Following the Ornette Coleman birthday posting three items down, Alan Broadbent sent the following:
Now, this one’s absolutely true, I was there and it’s never made the books.
Monk’s quartet came to NZ on his “64 world tour and I and my friend Frank Gibson had good seats at Auckland’s beloved Town Hall to see him. After the concert I was elected to drive Larry Gales in my ’53 Ford Prefect to the Musician’s Union where we held a little party for the band. Well, would you believe it, there was Thelonious all by himself standing in a corner, keeping to himself. Mostly, I think, because everyone must have been afraid to approach him. I remember him wearing a turban and occasionally doing a little twirl, which must have been somewhat intimidating to everyone, not the least me. Frank started nudging me. “Go on, Alan, go ask him something.”Being a lad of 17 and discovering all kinds of new things to listen to in jazz, even in 1964 New Zealand, I had been listening to Ornette and Charlie, trying to comprehend the new “free form” jazz. I had read the term in Down Beat, I believe.

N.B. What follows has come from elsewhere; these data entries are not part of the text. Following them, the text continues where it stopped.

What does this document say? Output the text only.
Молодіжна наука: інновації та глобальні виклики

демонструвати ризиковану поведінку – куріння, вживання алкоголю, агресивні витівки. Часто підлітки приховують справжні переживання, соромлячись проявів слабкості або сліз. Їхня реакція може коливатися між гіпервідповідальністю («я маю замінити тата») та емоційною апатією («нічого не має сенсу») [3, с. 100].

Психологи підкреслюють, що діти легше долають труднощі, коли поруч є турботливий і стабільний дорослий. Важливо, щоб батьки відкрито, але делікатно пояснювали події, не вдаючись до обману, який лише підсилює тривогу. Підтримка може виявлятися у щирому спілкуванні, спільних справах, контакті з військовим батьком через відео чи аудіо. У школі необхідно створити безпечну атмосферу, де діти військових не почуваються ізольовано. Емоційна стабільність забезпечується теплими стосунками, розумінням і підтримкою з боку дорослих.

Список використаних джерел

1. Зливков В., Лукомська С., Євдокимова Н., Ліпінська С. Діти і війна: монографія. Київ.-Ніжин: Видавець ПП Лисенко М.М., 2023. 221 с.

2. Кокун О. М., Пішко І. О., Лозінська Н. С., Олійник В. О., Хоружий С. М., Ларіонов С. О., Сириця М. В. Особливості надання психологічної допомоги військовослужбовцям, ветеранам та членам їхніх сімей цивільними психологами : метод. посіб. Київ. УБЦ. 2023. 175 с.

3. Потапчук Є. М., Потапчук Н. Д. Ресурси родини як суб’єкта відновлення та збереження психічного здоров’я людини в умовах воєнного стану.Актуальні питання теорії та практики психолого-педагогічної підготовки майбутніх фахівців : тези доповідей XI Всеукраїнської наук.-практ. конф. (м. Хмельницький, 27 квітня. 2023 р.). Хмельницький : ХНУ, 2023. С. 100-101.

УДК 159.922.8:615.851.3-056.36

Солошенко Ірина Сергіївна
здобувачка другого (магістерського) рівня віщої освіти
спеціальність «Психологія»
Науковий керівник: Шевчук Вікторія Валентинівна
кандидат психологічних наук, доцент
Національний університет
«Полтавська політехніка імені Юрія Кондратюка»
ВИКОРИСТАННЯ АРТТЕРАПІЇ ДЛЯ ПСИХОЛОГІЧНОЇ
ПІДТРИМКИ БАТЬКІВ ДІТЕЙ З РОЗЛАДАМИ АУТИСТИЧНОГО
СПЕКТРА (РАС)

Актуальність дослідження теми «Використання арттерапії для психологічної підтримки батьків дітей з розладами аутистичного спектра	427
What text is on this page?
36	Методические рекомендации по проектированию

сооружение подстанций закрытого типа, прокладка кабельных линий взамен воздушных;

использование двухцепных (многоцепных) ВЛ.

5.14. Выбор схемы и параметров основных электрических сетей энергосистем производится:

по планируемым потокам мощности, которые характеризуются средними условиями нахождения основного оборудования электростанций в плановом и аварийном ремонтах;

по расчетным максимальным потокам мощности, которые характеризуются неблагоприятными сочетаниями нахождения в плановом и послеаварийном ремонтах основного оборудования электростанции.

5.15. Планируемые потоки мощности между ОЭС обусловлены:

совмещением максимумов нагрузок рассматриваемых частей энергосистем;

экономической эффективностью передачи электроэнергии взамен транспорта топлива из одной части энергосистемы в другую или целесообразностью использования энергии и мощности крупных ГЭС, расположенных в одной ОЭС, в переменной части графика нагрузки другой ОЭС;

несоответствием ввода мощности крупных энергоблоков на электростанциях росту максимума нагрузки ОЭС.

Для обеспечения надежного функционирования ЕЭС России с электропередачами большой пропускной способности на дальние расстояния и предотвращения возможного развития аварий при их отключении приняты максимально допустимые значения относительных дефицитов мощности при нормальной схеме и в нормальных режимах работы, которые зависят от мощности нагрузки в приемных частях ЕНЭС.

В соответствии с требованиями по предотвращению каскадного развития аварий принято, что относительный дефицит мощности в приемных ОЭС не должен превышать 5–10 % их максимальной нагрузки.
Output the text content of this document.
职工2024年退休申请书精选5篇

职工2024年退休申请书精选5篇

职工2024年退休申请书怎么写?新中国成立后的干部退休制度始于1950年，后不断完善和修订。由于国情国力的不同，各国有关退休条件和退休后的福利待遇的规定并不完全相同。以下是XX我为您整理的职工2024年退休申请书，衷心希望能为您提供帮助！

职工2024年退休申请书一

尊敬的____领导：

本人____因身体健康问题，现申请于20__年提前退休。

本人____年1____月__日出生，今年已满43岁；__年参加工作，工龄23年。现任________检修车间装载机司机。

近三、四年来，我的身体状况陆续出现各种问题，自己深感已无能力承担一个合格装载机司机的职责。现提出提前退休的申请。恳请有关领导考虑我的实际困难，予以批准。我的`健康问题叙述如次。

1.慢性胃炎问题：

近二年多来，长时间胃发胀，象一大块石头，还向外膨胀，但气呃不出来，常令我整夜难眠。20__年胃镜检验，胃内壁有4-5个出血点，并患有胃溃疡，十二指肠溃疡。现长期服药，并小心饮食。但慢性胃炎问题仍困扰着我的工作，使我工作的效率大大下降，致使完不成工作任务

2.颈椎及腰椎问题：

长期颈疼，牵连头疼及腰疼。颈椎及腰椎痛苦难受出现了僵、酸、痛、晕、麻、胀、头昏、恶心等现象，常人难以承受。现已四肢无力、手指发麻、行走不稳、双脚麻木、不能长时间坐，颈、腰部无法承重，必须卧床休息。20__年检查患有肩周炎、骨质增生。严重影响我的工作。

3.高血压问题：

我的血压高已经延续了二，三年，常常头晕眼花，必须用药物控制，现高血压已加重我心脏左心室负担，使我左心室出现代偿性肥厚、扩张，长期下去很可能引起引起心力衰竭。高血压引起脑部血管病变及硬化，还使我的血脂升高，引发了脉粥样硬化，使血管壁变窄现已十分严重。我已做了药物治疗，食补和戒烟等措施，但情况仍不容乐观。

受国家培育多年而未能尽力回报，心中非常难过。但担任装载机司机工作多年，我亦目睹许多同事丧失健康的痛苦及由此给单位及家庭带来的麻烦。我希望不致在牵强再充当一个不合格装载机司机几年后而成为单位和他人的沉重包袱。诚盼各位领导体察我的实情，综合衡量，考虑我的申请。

Well, I made my way through the crowd toward his little corner of the world and looked up at what seemed to me a giant of a man in more ways than one. After gingerly introducing myself, I somehow managed to tell him I was listening to Ornette and asked him if he had an opinion about this new “free form” music.
Thereupon he looked down at me and said in a low, quiet voice….
“Well…. first you said FREE….. then you said FORM.”
Whereupon I thanked him and melded back into the crowd.
On this CD, Broadbent plays Monk’s “‘Round Midnight.” I hoped to find video of him performing a Monk piece but had no luck. Instead, here he is with Charlie Haden’s Quartet West in a 1999 concert in Sao Paolo, Brazil. Haden, bass; Broadbent, piano; Ernie Watts, tenor saxophone; Larance Marable, drums. Bizarrely, the YouTube clip identifies the tune as “The Long Goodbye.” Maybe they’d had too many Heinekens. The piece is, in fact, Charlie Parker’s “Dexterity.”
Mr. Broadbent adds that rumors of Larance Marable’s death are greatly exaggerated.
Larance suffered a stroke a few years back, but, although he can’t speak and is infirm, his friends might like to get in touch with him at West Side Health Care where he is very much alive.